Und was aus eifersücht'gem Taft
Sein irrend Auge niederziehet,
Ein Tithon hätte sich zum Jüngling dran vergafft!
Wie hätte Vater Zevs vor diesem Fuß geknieet,
Der halb versteckt nur desto mehr verführt!
Und Amor, der aus Liebe sie entführt,
Er sah noch mehr und – wurde nicht gerührt?
Nichts scheint vom Glaublichen sich weiter zu entfernen,
Ich geb' es zu. Allein, wir werden bald
Zwey Amorn unterscheiden lernen,
Halbbrüder zwar, allein an Herkunft und Gestalt
Und Neigung wahre Gegenfüßer.
Der eine findt den Mund unendlich süßer
Der reitzend küßt, als den der göttlich spricht,
Und ihn versucht die weiseste der Musen
Vielleicht durch einen schönen Busen,
Doch sicherlich durch ihre Weisheit nicht.

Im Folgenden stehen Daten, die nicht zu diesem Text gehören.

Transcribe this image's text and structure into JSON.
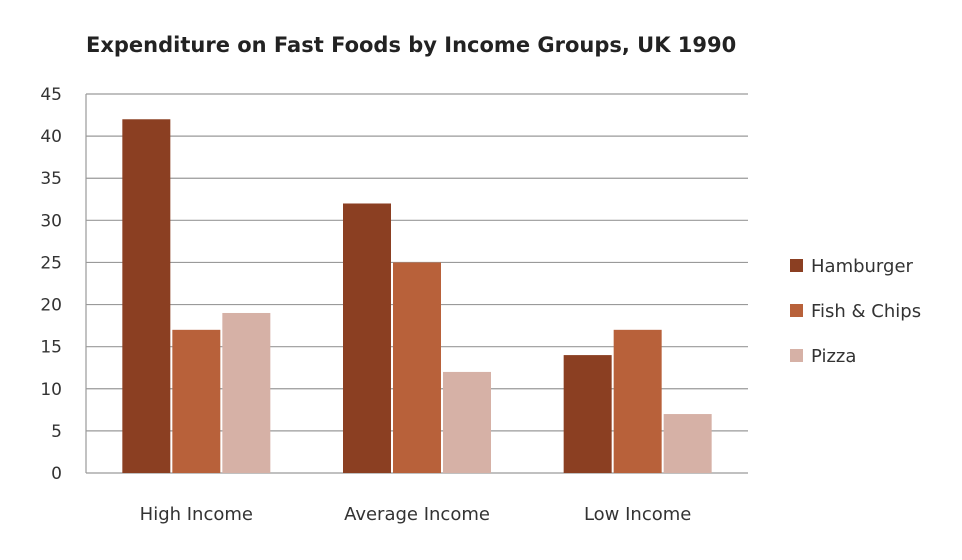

Der andre sieht im schönsten aller Busen
Nichts als – der Unschuld Wiederschein;
Ihm sind nur Seelen schön, und fänd' er an Medusen
Das Innre liebenswerth, sie würd' ihm Venus seyn.
Der Rest ist nichts warum er sich bekümmert;
Die Tugend, die durch Psychens offne Brust,
Wie durch Krystall, ihm in die Seele schimmert,
Läßt für gemeine Augenlust
Ihm keinen Sinn. – Sie lächeln einer Tugend
Die kaum mit Puppen noch gespielt?
Doch unser Amor sieht in Psychens grüner Jugend
Den Herbst bereits, den noch die Knosp' enthielt,
Und das Vergnügen selbst sein Knöspchen zu entfalten
Ist ihm, der bloß Platonisch fühlt,
Mehr als genug sein Herz zu unterhalten.

    Indessen, ob er gleich das liebe Kind bey Nacht
Nicht in der Ruhe stören wollte,
So war er doch nicht minder drauf bedacht,
Daß sie so schön erwachen sollte
Wie noch kein Erdenkind erwacht.
Neun Musen, rings um Psychens Bette
Gelagert, wirbelten so reitzend in die Wette,
Daß Psyche, die davon erwacht,
Schon im Olymp zu seyn sich gänzlich überredet.

    Sie sangen, wie der Krieg, der in der alten Nacht
Das ungestalte Heer der Atomen befehdet,
Auf Amors Wink der Ordnung Platz gemacht,
Wie neue Formen sich zu bilden angefangen,
Und, von der Liebe Geist geschwellt,
Voll sympathetischem Verlangen
Die Keime gleicher Art einander angehangen,
Bis durch den Ocean des Äthers Welt an Welt
Gleich Frühlingstagen aufgegangen.  u. s. w.